Da mesma forma quando a situação é adversa: o rosto crispa com facilidade, a respiração fica ofegante nas falas e o raciocínio não vem com a mesma velocidade de antes.

Cada campanha tem seus trackings, o candidato sabe diariamente como está o humor na prática – e o corpo fala nas aparições públicas.
Quer ver essa química na prática?
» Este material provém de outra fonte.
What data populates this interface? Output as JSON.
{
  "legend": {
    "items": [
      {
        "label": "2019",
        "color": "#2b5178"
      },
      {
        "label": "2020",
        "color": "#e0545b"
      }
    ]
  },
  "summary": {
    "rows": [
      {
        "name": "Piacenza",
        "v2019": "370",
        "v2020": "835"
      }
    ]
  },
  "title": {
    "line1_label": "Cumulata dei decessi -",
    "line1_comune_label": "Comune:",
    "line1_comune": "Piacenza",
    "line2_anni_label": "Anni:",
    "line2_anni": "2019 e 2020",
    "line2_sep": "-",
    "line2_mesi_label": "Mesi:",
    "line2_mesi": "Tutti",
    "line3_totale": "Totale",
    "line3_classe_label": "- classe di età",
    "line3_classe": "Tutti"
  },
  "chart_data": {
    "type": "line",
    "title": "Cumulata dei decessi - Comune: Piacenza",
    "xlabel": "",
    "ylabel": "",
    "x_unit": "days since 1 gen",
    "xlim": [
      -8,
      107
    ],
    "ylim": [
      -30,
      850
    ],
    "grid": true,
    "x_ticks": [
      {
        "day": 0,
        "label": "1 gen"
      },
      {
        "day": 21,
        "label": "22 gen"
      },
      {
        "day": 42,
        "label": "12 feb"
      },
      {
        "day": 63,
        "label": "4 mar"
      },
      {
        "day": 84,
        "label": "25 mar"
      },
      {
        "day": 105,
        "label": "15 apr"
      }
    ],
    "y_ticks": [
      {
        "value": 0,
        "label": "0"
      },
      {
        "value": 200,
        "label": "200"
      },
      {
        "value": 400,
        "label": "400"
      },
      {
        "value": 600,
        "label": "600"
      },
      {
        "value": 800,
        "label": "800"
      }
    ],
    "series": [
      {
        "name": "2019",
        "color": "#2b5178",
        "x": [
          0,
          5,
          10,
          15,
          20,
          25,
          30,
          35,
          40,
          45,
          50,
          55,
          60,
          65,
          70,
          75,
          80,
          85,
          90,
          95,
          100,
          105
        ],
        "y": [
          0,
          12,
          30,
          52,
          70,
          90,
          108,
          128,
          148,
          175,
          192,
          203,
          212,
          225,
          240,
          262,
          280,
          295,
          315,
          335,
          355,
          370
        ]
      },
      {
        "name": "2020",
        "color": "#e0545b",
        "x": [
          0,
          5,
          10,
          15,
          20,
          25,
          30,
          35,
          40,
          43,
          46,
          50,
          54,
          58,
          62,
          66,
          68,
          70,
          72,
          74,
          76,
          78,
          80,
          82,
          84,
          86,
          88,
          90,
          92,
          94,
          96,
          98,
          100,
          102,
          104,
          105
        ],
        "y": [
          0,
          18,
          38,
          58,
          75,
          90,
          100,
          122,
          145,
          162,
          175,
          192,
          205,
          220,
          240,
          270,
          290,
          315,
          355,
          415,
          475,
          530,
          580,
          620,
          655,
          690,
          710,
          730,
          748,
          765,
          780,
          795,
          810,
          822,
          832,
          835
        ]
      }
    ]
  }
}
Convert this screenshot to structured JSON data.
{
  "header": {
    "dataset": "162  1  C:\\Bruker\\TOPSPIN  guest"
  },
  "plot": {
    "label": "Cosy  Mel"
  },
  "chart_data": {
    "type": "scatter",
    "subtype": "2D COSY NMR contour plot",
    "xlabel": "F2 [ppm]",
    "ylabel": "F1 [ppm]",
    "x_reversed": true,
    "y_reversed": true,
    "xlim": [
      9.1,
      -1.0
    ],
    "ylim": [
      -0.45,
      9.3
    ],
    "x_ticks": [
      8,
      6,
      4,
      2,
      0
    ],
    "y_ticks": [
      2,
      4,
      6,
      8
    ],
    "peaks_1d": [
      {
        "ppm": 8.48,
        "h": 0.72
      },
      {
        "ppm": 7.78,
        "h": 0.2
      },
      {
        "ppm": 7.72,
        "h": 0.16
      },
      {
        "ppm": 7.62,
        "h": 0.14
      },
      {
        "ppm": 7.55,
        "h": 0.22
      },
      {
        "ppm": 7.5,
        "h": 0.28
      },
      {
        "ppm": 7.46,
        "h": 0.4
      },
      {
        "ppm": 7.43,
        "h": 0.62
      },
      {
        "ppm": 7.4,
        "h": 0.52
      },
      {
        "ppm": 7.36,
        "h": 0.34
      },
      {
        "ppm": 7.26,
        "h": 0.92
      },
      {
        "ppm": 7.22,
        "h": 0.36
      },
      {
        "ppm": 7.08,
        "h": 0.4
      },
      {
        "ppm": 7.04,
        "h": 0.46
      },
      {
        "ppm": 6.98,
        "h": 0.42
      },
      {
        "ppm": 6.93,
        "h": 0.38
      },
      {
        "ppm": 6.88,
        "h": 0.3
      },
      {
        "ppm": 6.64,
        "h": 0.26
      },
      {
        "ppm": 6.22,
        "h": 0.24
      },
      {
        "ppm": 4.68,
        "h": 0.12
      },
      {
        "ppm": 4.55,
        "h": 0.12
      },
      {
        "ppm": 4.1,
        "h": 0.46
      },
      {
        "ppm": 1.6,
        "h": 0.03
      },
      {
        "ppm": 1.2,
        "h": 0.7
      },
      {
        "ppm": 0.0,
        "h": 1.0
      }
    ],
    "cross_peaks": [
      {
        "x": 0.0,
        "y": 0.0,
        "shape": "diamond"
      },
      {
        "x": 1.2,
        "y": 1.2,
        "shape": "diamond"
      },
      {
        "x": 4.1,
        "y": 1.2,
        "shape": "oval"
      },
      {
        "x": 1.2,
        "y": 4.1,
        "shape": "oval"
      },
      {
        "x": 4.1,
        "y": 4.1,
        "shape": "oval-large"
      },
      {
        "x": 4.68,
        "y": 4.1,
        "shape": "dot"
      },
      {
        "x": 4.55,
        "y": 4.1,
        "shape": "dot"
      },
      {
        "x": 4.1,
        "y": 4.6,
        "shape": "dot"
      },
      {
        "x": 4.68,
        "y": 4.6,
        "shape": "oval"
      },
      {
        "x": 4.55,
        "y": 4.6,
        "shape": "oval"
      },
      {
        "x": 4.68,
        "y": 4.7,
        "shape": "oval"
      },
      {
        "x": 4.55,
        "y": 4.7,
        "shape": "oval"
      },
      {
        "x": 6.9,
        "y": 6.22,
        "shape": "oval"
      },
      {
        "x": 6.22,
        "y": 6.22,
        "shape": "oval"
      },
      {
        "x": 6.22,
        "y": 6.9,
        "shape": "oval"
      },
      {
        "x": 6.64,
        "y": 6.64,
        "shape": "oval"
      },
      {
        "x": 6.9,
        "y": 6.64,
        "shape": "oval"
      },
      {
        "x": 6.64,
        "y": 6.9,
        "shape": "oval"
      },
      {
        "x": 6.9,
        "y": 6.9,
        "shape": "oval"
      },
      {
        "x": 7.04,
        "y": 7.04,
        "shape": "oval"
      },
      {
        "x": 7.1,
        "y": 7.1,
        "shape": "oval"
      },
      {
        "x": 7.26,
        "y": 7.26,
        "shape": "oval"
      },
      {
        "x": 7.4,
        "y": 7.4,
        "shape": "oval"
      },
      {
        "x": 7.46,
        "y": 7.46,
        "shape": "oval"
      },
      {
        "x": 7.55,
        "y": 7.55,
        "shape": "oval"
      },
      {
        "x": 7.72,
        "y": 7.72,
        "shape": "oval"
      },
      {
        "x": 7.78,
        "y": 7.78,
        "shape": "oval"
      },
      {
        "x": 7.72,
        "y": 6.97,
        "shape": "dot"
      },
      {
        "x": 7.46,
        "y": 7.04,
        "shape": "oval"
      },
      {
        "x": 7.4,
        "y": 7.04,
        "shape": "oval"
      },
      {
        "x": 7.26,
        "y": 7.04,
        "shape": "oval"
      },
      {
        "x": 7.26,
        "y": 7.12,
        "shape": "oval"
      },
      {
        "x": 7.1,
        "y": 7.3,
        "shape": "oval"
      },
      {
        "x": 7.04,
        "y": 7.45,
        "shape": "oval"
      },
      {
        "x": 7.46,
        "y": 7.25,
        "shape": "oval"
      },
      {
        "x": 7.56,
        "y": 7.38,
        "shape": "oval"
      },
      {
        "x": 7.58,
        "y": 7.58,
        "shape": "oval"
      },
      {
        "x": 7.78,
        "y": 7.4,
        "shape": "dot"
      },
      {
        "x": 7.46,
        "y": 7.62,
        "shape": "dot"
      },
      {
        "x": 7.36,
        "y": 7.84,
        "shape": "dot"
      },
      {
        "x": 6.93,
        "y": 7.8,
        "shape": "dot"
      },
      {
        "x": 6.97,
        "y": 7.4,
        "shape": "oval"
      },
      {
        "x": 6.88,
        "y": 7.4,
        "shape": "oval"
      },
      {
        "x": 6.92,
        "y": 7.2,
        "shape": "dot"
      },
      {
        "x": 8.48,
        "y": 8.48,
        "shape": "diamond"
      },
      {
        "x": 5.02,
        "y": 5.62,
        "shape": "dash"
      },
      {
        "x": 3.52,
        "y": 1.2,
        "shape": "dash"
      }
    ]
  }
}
Observe os vídeos acima, que escolhi de dois momentos felizes dos principais candidatos ao governo de Pernambuco:
O primeiro de João Campos (PSD), semana passada, em São Caetano (no Agreste), após as pesquisas mostrarem a consolidação do seu crescimento e sua campanha entrar num visível clima de euforia.
O outro de Raquel Lyra (PSD), na abertura do São João de Caruaru, em maio, dois dias depois de o Datafolha mostrar que ela havia ultrapassado numericamente o adversário, contagiando toda a sua campanha.
Três meses separam as duas cenas. João protagonista em setembro; Raquel, em maio.
Daqui a duas semanas sai o veredito final.